Soweto resident Khaya Sithole says he has had to forgo buying certain food items to have enough electricity that can last him an entire month.

Sithole, 38, who lives in Freedom Park, said the rising cost of electricity has hit his pockets so hard that he had to cut down on buying cereal and fruit juices for himself so that he can cope with the huge electricity demand on his meagre salary.

He said by virtue of doing this he was able to keep the lights on every month.
Sithole, who works as a security guard at a company in Randburg, Johannesburg, refused to disclose his salary.

He said he spends on average R300 a month on electricity, which gives him around 110 units.

Sithole said he uses his electricity to cook every day, for lights, fridge and charging his electronic devices.
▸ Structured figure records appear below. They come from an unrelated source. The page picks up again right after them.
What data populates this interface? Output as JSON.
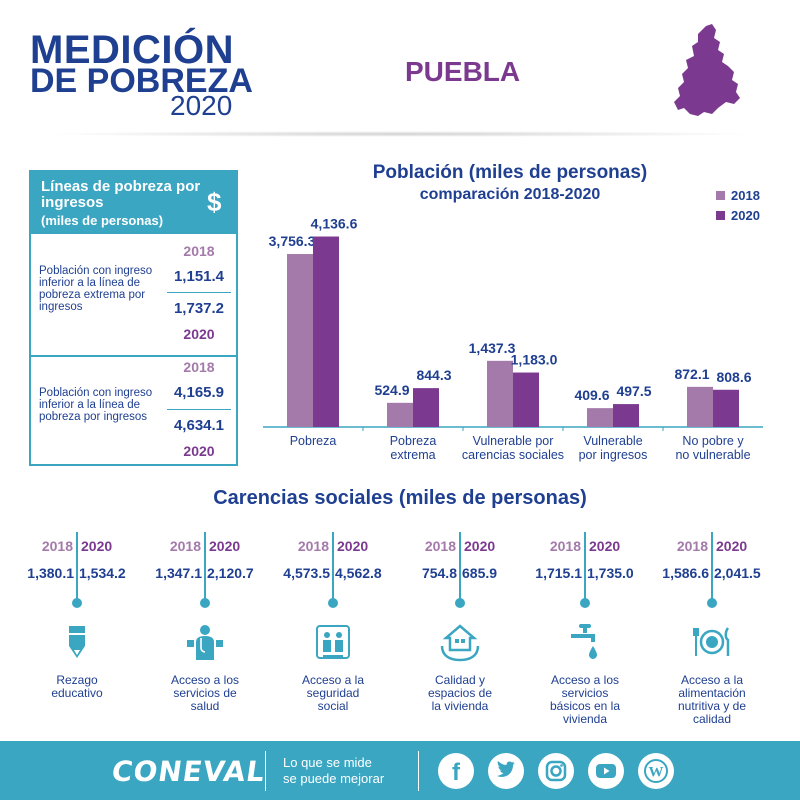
{
  "header": {
    "title_line1": "MEDICIÓN",
    "title_line2": "DE POBREZA",
    "title_year": "2020",
    "state": "PUEBLA"
  },
  "colors": {
    "blue": "#1f3f91",
    "teal": "#3aa6c2",
    "purple_2018": "#a47aaa",
    "purple_2020": "#7b3a8f"
  },
  "poverty_lines": {
    "title": "Líneas de pobreza por ingresos",
    "subtitle": "(miles de personas)",
    "icon": "dollar-sign",
    "symbol": "$",
    "rows": [
      {
        "description": "Población con ingreso inferior a la línea de pobreza extrema por ingresos",
        "year_2018": "2018",
        "value_2018": "1,151.4",
        "value_2020": "1,737.2",
        "year_2020": "2020"
      },
      {
        "description": "Población con ingreso inferior a la línea de pobreza por ingresos",
        "year_2018": "2018",
        "value_2018": "4,165.9",
        "value_2020": "4,634.1",
        "year_2020": "2020"
      }
    ]
  },
  "chart_data": {
    "type": "bar",
    "title": "Población (miles de personas)",
    "subtitle": "comparación 2018-2020",
    "categories": [
      "Pobreza",
      "Pobreza extrema",
      "Vulnerable por carencias sociales",
      "Vulnerable por ingresos",
      "No pobre y no vulnerable"
    ],
    "category_lines": [
      [
        "Pobreza"
      ],
      [
        "Pobreza",
        "extrema"
      ],
      [
        "Vulnerable por",
        "carencias sociales"
      ],
      [
        "Vulnerable",
        "por ingresos"
      ],
      [
        "No pobre y",
        "no vulnerable"
      ]
    ],
    "series": [
      {
        "name": "2018",
        "color": "#a47aaa",
        "values": [
          3756.3,
          524.9,
          1437.3,
          409.6,
          872.1
        ],
        "labels": [
          "3,756.3",
          "524.9",
          "1,437.3",
          "409.6",
          "872.1"
        ]
      },
      {
        "name": "2020",
        "color": "#7b3a8f",
        "values": [
          4136.6,
          844.3,
          1183.0,
          497.5,
          808.6
        ],
        "labels": [
          "4,136.6",
          "844.3",
          "1,183.0",
          "497.5",
          "808.6"
        ]
      }
    ],
    "legend_position": "top-right",
    "grid": false
  },
  "carencias": {
    "title": "Carencias sociales (miles de personas)",
    "year_2018": "2018",
    "year_2020": "2020",
    "items": [
      {
        "label_lines": [
          "Rezago",
          "educativo"
        ],
        "v2018": "1,380.1",
        "v2020": "1,534.2",
        "icon": "pencil-icon"
      },
      {
        "label_lines": [
          "Acceso a los",
          "servicios de",
          "salud"
        ],
        "v2018": "1,347.1",
        "v2020": "2,120.7",
        "icon": "doctor-icon"
      },
      {
        "label_lines": [
          "Acceso a la",
          "seguridad",
          "social"
        ],
        "v2018": "4,573.5",
        "v2020": "4,562.8",
        "icon": "social-security-icon"
      },
      {
        "label_lines": [
          "Calidad y",
          "espacios de",
          "la vivienda"
        ],
        "v2018": "754.8",
        "v2020": "685.9",
        "icon": "house-hands-icon"
      },
      {
        "label_lines": [
          "Acceso a los",
          "servicios",
          "básicos en la",
          "vivienda"
        ],
        "v2018": "1,715.1",
        "v2020": "1,735.0",
        "icon": "water-tap-icon"
      },
      {
        "label_lines": [
          "Acceso a la",
          "alimentación",
          "nutritiva y de",
          "calidad"
        ],
        "v2018": "1,586.6",
        "v2020": "2,041.5",
        "icon": "plate-icon"
      }
    ]
  },
  "footer": {
    "brand": "CONEVAL",
    "slogan_line1": "Lo que se mide",
    "slogan_line2": "se puede mejorar",
    "social": [
      {
        "name": "facebook-icon",
        "glyph": "f"
      },
      {
        "name": "twitter-icon",
        "glyph": ""
      },
      {
        "name": "instagram-icon",
        "glyph": ""
      },
      {
        "name": "youtube-icon",
        "glyph": ""
      },
      {
        "name": "wordpress-icon",
        "glyph": "W"
      }
    ]
  }
}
He spends his salary on groceries, electricity, rent and transport to go to work.

Electricity tariffs

The National Energy Regulator of South Africa (Nersa) approved an increase in Eskom’s electricity tariffs for the 2024–2025 financial year in September, which brings Sithole’s plight to light.

Nersa approved a decision to increase Eskom’s electricity tariffs by 36.15% from April 1, 2025, to March 31, 2026.
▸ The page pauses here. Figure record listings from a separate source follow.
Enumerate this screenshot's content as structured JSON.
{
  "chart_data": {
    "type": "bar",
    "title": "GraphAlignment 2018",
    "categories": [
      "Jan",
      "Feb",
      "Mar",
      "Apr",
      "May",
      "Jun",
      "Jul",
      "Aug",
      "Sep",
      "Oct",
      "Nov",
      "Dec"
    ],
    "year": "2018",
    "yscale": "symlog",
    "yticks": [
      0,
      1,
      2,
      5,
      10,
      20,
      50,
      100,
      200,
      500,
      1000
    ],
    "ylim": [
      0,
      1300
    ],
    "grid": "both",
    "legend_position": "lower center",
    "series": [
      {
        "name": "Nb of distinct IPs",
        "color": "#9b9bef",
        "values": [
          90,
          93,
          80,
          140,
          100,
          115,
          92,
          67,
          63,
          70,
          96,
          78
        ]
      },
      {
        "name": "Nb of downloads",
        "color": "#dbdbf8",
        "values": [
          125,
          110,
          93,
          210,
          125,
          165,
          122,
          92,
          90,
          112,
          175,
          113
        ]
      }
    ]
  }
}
Nersa said Eskom’s application “is premised on two processes. Foremost, the current Eskom application is a revenue requirement that Nersa must consider in line with the Electricity Regulation Act, multi-year price determination methodology, and stakeholder inputs through the public participation process.”

Sithole said he is unhappy with the approved 36.15% electricity increase decision.

“I am living from hand to mouth as it is. This increase will cripple me. It means I must now decide what is important between food and electricity,” said Sithole.


Lerato Pieterse, 36, who lives in Alexandra, Johannesburg, said she spends R200 a month on electricity and gets around 73 units.

Pieterse works as a cashier at a store in Sandton.

She said the units she gets are not enough to last her the entire month because of the cooking she has to do every day.

When her electricity units have run out, Pieterse said she has to plead with her colleagues at work to lend her some money to buy more electricity.

“My salary is not a lot. A huge chunk of it goes towards transport to go to work. The rest is for food and electricity,” said Pieterse.

“This new electricity price increase is just madness. I am just fed up with the politicians in this country. They do not care about ordinary people.”

Union opposes increase

Statistics South Africa’s national poverty lines for 2024 noted that at the food poverty line, a person needs R796 per month to survive in SA. The amount is an increase from R760 in 2023.

The General Industries Workers Union of South Africa president, Mametlwe Sebei, said the movement opposes Eskom’s 36.15% electricity tariff increase decision.

“Eskom’s outrageous price hike is a direct attack on the working class, poor, and middle-class people already struggling to survive, let alone keep up their standards of living, which have been in free fall since the onset of the now 15-year-old economic crisis,” said Sebei.

He warned that the proposed increase will have devastating consequences, exacerbating poverty and unemployment, increasing the cost of living, and compounding already vast class, racial and gendered inequalities.

“We call on all working-class communities and trade unions to unite against this attack and to hold Eskom management and government fully accountable for the crisis in Eskom as well as to refuse to pay for it,” said Sebei.

“We need the same anger and mass protests, like stay-aways we have always supported, to oppose the outrageous 36% electricity tariff increase.”